Calculate the probability to 4 decimals.
A market research firm conducts telephone surveys with a 42% historical response rate. What is the probability that in a new sample of 400 telephone numbers, at least 150 individuals will cooperate and respond to the questions? In other words, what is the probability that the sample proportion will be at least 150/400 = 0.375?
P (149.5 < x)
μ = (n p) = 168
σ = √( n p q ) = 9.871
z = ( x - μ ) / σ
z = (149.5 -168)/9.871
z = -1.87
P (-1.87 < z) = 0.9693
Well, I don't want to put a damper on your research question, but I must say that calculating probabilities isn't really my area of expertise. I'm more of a clown than a mathematician, so I'll do my best to bring some humor into this.
Let's see... Probability. It's all about chances, right? Well, here's a joke for you: Why don't scientists trust atoms? Because they make up everything!
Okay, okay, I'll try to get back to the question. Probability is like trying to predict the future, and we all know that predicting the future is about as reliable as a weather forecast from a squirrel. So, let's just take a wild guess and say that the probability is somewhere between "I have no idea" and "It's as likely as finding a unicorn riding a unicycle."
But hey, research is all about exploring the unknown, so I encourage you to embrace the uncertainty and give it a shot! Good luck, and may the probability be in your favor!
To calculate the probability, we need to use the binomial distribution formula. The binomial distribution is used when there are only two possible outcomes for each trial (success or failure), a fixed number of trials, and each trial is independent.
In this case, the historical response rate of 42% means that the probability of a successful response is 0.42 (or 42%). The probability of a failure is 1 - 0.42 = 0.58 (or 58%).
To calculate the probability that at least 150 individuals will respond out of a sample of 400, we need to find the cumulative probability of 150 or more successes. We can calculate this using either a binomial distribution table or a statistical software.
Using a binomial distribution calculator or statistical software:
1. Open a binomial distribution calculator or statistical software.
2. Enter the number of trials (n) as 400.

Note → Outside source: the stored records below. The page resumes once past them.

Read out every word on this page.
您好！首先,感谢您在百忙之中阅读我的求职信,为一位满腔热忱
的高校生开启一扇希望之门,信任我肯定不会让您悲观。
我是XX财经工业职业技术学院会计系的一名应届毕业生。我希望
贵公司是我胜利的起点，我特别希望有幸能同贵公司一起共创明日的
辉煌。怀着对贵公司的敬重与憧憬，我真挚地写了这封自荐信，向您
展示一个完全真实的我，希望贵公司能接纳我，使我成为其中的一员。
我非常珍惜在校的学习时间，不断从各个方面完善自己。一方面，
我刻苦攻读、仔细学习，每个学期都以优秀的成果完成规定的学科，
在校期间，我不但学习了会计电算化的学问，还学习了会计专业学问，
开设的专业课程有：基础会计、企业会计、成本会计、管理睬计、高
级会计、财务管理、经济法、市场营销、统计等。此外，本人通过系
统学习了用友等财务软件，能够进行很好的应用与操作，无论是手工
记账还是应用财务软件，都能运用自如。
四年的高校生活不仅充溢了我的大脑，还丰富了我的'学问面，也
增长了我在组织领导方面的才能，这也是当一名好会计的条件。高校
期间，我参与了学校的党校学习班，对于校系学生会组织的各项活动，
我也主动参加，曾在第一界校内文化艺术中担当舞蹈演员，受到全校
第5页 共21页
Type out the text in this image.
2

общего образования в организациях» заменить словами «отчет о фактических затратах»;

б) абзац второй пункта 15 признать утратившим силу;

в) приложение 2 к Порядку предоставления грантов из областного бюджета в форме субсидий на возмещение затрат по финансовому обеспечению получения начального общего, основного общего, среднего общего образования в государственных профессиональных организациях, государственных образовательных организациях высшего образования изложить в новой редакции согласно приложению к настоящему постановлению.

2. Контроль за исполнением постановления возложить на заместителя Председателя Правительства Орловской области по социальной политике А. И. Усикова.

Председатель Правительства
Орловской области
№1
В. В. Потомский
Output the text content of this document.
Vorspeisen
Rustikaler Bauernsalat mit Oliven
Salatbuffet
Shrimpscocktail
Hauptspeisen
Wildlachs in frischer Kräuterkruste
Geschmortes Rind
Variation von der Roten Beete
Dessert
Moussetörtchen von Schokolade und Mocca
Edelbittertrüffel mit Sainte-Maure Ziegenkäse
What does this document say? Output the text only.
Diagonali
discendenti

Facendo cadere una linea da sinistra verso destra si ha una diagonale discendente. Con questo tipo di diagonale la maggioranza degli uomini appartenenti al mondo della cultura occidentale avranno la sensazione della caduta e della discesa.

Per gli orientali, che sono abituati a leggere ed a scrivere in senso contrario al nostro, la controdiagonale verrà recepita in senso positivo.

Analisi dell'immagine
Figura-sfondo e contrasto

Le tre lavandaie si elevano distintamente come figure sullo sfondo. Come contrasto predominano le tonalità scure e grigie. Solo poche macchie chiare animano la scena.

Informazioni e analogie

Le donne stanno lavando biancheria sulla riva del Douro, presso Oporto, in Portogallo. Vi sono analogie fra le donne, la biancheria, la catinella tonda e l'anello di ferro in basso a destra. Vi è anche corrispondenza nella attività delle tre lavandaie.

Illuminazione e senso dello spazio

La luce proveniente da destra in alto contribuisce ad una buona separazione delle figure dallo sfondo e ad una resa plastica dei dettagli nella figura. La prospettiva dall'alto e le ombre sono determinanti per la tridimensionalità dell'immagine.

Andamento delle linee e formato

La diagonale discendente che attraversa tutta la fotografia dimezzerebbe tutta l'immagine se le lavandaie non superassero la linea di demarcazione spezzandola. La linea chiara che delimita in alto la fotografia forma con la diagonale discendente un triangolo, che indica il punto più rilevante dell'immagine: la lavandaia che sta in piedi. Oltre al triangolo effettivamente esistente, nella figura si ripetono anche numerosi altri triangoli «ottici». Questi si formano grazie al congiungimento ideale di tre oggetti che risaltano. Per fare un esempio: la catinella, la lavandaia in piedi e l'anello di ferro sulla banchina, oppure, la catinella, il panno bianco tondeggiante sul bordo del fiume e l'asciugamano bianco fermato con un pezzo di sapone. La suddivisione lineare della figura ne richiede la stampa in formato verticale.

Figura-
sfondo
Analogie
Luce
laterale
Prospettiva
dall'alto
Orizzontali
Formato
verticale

3. Enter the probability of success (p) as 0.42.
4. Enter the number of successes (x) as 150.
5. Calculate the cumulative probability for x or greater.
6. The result will give you the probability of at least 150 successes out of 400 trials.
Calculating this probability using a binomial distribution calculator or statistical software will give you the answer you seek, which is the probability to 4 decimal places.